Was ist eigentlich eine „Garantenstellung“?
Heute vor 10 Jahren sank die „Costa Concordia“, wodurch ein Mann auf traurige Weise berühmt wurde: Kapitän Schettino. Was hat er getan? Nun, er verließ ein havariertes Schiff nicht als Letzter. In Italien ist dies ein Gesetzesverstoß, in Deutschland gibt es kein entsprechendes Gesetz, da gehört es zum Ehrenkodex des Kapitäns mit seinem Kahn notfalls abzusaufen.
Viele sind in jener Nacht ebenfalls von der Costa Concordia geflohen, mit Rettungsbooten oder frei schwimmend. Niemand macht ihnen deshalb einen Vorwurf. Nur Schettino wurde zu 16 Jahren Haft verurteilt, denn er hatte gegen ein Gesetz verstoßen. Aber wie hätte ein deutscher Richter einen Gesetzesverstoß feststellt, wenn es gar keine gesetzliche Pflicht gibt, in einer bestimmten Weise zu handeln?
Ganz einfach: Er wäre umgekehrt an die Sache herangegangen.
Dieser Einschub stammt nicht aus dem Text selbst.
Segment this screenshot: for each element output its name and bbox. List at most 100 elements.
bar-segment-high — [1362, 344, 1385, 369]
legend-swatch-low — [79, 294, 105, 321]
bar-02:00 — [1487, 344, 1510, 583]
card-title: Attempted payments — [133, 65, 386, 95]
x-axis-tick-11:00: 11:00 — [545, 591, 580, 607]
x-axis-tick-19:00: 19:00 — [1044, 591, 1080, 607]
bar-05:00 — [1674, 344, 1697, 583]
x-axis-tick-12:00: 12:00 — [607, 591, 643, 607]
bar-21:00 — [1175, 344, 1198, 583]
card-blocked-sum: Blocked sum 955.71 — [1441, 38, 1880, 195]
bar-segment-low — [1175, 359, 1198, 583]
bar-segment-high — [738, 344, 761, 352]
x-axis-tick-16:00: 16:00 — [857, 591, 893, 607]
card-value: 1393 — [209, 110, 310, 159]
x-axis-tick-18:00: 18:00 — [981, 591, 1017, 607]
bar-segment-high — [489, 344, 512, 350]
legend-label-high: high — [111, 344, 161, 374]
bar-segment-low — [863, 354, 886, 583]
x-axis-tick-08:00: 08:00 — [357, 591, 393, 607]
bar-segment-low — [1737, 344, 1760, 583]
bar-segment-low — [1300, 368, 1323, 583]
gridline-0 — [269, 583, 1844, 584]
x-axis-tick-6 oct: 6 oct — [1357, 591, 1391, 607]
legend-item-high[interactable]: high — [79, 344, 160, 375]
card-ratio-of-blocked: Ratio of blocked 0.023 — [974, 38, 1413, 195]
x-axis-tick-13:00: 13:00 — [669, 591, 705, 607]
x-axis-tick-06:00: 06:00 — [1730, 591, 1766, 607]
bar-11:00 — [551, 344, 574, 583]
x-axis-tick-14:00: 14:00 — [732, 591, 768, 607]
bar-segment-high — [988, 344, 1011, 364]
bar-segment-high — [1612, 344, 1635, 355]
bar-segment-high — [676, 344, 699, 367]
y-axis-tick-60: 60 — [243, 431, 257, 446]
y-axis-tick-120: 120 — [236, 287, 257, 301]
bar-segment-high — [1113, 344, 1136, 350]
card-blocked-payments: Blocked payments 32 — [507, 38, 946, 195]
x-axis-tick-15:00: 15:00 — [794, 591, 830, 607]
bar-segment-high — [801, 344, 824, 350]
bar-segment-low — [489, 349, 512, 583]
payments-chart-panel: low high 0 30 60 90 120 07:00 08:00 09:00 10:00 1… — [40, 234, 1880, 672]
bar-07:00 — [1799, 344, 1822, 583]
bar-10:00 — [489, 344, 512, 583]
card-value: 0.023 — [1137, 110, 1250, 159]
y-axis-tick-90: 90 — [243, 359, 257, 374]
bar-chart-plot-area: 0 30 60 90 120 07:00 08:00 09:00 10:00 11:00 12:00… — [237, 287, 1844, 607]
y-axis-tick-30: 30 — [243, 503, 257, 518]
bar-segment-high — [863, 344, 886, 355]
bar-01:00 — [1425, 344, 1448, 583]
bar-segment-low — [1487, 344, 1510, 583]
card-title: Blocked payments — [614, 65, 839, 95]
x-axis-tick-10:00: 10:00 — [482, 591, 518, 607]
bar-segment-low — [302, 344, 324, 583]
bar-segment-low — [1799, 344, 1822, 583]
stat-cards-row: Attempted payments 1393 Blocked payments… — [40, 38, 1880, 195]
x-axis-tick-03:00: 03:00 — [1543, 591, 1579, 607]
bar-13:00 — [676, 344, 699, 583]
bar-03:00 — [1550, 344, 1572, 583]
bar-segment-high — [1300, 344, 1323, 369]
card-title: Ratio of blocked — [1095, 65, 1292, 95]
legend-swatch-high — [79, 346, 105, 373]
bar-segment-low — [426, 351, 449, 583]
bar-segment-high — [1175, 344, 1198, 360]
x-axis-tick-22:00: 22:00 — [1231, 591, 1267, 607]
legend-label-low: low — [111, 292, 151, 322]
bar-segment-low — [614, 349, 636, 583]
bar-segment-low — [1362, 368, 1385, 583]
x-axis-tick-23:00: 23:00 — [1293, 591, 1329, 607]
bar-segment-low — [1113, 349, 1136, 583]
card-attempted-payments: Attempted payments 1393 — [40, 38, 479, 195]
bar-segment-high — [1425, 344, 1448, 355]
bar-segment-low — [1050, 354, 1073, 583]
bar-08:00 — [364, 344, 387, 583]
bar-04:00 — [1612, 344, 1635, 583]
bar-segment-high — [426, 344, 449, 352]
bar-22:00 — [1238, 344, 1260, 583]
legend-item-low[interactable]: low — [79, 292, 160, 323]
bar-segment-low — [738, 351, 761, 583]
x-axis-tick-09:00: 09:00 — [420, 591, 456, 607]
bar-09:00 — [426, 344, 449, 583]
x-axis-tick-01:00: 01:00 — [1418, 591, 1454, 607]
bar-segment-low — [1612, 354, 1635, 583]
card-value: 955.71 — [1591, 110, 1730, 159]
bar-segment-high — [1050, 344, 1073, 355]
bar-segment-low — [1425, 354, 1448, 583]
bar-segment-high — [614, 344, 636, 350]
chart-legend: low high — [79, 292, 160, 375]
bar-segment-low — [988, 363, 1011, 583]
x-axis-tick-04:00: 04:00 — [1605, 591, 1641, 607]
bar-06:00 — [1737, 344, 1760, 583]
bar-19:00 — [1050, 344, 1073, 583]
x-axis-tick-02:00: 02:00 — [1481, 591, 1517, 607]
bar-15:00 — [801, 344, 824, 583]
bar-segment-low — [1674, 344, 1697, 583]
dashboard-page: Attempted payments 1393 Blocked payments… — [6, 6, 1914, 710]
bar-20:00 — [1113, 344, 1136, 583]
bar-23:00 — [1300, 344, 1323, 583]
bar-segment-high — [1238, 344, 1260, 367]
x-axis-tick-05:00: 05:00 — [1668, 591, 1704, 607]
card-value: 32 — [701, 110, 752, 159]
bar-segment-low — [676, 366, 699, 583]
Anstatt wie der italienische Strafrichter einfach feststellen, dass Schettino das Schiff gesetzeswidrig verlassen hat, fragt sein deutscher Kollege: Musste Schettino auf dem Schiff bleiben? Und diese Pflicht des Kapitäns, sein Schiff nur als Letzter zu verlassen, nennt er nicht „Ehre“ oder „Verantwortung“, denn er ist ja Jurist mit eigener Fachsprache, darum redet er von der Garantenstellung.
In der Praxis ist die Gefahr, etwas nicht zu tun, was ein Richter hinterher erwartet hätte, größer als gemeinhin vermutet.
Musst Du einen Betrunkenen, der in eigenen Exkrementen kollabiert in der Gosse liegt, Mund-zu-Mund beatmen? Darfst Du einfach weggucken, wenn Dein Mitbewohner Drogen abwiegt und in Tütchen verpackt? Wen musst Du zuerst retten, wenn die heimliche Geliebte und die getrennt lebende Ehefrau mit Autos frontal aufeinanderprallen? Wenn zwei Diebe, die gemeinsam einbrechen füreinander verantwortlich sind, gilt das dann auch für zwei Flüchtlinge, die illegal einreisen? Wie oft musst Du den Lebensmüden, der es immer wieder versucht, vom Seil schneiden? Ist ein Grundeigentümer, auf dessen Acker von Dritten illegal Müll abgelagert wird, für die Müllkippe verantwortlich?
Das Zauberwort, mit dem über Deine Strafbarkeit entschieden wird, lautet in all diesen Fällen: Garantenpflicht. Und niemand sagt Dir vorher, wie der Richter diese hinterher beurteilt. Sicher ist nur, dass an Richterkollegen, Staatsanwälte und Polizisten großzügigere Maßstäbe angelegt werden, als an den Rest der Welt.
Wann immer Du, geneigter Leser, ein flaues Gefühl im Magen verspürst und Dich fragst, ob Du etwas lieber tun oder unterlassen solltest, dann stell Dir einfach vor, Du seiest Kapitän Schettino. Dein Schiff wurde gerade von einem Felsen aufgeschlitzt, neigt sich bedrohlich zur Seite und könnte bald sinken. Kannst Du es jetzt verantworten, ins Rettungsboot zu steigen und das Schiff sich selbst zu überlassen? Solltest Du dann immer noch zweifeln, so bedenke, dass Du vor Gericht ebenso hilflos bist wie auf hoher See. Dein Schiff ist im Zweifelsfalle die Titanic und wird ohnehin untergehen.